The rhesus macaque genome is the product of a deliberate effort by scientists to bring macaque biology research into the 21st century. Several years ago, University of Washington microbiologist Dr. Michael Katze and his colleague, Dr. Jeffrey Rogers, a researcher at the Southwest Foundation for Biomedical Research in San Antonio, Texas, publicly called for the sequencing project and hosted a research symposium in Seattle to discuss how to improve the understanding of macaque biology. Unlocking the rhesus macaque genome, they argued, would give researchers more powerful tools in understanding the processes of disease and infection in an animal model that is much more closely related to humans than other disease-model organisms, like mice.
“This increases dramatically the sorts of studies that we’ll be able to do,” explained Katze, a professor of microbiology at the UW and researcher in the Washington National Primate Research Center’s Functional Genomics and Infectious Disease division. He also assisted in the sequencing project. “This will allow us to analyze in a genetic microarray what’s going on at the genetic level in tissue affected by disease. For the first time, you’ll be able to do everything in non-human primates that you can only do in humans and mice now.”
The genome sequence will also help scientists conduct functional genomics research, in which they monitor how much particular genes are activated, or expressed, during the progression of a disease or infection. Proteomics researchers will also benefit from this, as they will now be able to learn a great deal more about biologically and medically significant proteins, added Dr. Robert Palermo, a research scientist in Katze’s lab. They will be able to study particular proteins involved in the macaque’s immune-system response to an infection of the pandemic influenza virus, for example, which may help us understand why the virus makes the immune system overreact and harm the infected host.
Another UW faculty member, genome scientist Dr. Evan Eichler, was also involved in the sequence analysis effort. Eichler and his colleagues looked at the large-scale structural organization of the macaque genome, and how that structure differs from that of humans and other primates. They found that compared to humans and chimpanzees, macaques seem to have fewer so-called genome segmental duplications, where a particular chunk of genetic code is repeated over and over again for a large section of the genome.
They also found that the pattern of macaque segmental duplications differed significantly from that of the human genome, and that many of these regions contained genes related to immune system response. The findings could have significant implications in microbiology and virology research, as the rhesus macaque is widely used as a model organism for studying immune response to viral infections, like influenza and HIV.
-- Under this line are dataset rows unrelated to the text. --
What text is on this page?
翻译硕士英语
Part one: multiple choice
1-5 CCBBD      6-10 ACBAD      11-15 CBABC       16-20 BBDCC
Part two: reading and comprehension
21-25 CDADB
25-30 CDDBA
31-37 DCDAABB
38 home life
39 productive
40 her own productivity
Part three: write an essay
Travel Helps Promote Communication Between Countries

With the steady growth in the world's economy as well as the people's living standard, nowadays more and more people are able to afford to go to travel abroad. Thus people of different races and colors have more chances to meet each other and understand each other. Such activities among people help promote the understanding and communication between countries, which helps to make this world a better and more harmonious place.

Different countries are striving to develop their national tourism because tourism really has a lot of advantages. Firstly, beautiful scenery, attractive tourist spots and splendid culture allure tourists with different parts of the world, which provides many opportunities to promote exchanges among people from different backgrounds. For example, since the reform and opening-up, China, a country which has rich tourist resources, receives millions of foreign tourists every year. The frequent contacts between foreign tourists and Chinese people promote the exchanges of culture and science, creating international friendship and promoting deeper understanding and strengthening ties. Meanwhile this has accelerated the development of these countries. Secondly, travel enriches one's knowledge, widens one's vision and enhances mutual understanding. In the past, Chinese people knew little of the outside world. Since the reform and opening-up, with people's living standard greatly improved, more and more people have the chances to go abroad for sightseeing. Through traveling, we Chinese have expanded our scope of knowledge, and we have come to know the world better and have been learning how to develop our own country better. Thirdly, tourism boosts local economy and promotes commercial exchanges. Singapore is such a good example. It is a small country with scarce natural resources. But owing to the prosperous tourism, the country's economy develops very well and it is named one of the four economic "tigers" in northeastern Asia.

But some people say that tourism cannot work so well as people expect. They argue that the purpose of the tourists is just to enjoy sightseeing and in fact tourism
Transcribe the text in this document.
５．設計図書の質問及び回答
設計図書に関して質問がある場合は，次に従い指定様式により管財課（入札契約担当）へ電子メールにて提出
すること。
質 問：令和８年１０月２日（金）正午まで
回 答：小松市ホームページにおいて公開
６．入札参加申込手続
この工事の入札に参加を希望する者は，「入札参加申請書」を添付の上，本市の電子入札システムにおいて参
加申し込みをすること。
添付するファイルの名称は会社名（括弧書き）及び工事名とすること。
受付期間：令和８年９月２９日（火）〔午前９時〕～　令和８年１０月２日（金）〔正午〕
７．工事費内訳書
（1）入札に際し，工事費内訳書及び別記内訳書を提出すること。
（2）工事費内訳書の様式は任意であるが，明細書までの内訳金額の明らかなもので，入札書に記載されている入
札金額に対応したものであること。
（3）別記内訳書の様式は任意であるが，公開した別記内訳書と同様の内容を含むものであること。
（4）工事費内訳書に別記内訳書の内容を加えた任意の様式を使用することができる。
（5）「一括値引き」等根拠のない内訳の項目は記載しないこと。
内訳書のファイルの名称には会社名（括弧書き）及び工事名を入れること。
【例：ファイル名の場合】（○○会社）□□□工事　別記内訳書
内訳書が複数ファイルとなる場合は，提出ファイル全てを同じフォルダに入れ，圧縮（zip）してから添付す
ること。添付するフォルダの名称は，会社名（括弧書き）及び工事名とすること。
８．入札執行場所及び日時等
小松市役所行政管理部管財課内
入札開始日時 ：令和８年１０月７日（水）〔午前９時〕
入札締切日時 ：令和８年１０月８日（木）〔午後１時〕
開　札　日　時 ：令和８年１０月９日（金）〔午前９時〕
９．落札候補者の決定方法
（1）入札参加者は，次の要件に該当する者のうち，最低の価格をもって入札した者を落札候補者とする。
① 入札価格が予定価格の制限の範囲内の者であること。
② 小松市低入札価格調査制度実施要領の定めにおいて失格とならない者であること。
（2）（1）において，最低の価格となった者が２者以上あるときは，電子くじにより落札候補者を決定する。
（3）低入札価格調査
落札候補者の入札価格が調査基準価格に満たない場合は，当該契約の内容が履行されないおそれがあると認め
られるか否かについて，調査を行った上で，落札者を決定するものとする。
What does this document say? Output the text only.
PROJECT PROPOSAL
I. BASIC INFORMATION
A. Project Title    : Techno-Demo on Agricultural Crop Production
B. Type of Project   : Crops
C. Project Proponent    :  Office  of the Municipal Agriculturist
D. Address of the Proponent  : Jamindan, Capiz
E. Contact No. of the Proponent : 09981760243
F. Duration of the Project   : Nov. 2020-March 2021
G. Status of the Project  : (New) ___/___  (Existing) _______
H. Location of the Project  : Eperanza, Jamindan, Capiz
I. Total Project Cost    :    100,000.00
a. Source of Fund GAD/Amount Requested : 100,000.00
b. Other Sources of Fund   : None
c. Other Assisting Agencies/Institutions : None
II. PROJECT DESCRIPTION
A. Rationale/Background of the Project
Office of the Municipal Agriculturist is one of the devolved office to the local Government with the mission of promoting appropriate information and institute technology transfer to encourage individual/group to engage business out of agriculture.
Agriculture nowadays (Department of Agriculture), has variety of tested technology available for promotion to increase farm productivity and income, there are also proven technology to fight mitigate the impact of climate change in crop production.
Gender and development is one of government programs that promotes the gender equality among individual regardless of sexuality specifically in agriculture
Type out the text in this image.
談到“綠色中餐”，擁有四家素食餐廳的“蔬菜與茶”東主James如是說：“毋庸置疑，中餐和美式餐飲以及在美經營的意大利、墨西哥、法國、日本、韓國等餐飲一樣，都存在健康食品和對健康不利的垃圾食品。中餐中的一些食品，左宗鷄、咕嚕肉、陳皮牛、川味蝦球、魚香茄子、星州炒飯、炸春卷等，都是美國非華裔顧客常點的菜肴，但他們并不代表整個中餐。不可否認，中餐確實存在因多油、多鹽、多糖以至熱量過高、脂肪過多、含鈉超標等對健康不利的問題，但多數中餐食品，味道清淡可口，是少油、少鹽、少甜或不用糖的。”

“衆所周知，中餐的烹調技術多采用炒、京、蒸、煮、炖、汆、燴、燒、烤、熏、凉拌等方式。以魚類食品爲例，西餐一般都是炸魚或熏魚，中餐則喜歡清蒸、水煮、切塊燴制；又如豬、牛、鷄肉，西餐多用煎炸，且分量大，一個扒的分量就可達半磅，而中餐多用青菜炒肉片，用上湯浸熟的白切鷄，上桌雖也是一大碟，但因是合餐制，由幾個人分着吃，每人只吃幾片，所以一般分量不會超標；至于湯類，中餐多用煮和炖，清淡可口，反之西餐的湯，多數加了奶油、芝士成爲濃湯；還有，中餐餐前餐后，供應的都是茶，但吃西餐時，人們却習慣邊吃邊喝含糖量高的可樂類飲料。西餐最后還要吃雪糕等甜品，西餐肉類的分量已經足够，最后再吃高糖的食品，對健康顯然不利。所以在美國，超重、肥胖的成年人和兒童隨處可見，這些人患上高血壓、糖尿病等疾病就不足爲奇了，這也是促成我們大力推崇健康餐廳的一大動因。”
“The rhesus macaque will still be a model organism of choice for studying immune system response, but this means that we need to have a better understanding of how differences in macaque immune system genes and genome organization translate into functional differences in immune response,” said Eichler, associate professor of genome sciences at the UW and a Howard Hughes Medical Institute investigator. “The important part of this finding is that we know now where to focus our efforts — these segments of the genome with duplications and structural changes need to be studied further and resolved to a higher standard of quality. Hopefully, by studying these areas of the genome we can learn more about how a macaque may respond differently to an infection than a human.”
The rhesus macaque project also gives researchers another primate genome with which to study the evolution of humans and other primates. In 2005, scientists sequenced the genome of the chimp, our closest genetic relative. Having two close relatives — chimps and humans — and one that is further away — the rhesus macaque — will give researchers a better chance to learn more about the evolution of the primate genome.
Since the species split from each other millions of years ago, they can compare the genomes of the different species to see similarities and differences, and see which portions of the genome were conserved across the different species. Such research will help us learn what parts of the human genome are unique to humans and may have given us an evolutionary advantage over other primates.
The rhesus macaque genome project included nearly 200 scientists at more than 30 institutions around the world. It took about 2 1/2 years to sequence and assemble the genome, analyze results, and publish the findings. The study is featured in five research articles in a special issue of the journal Science.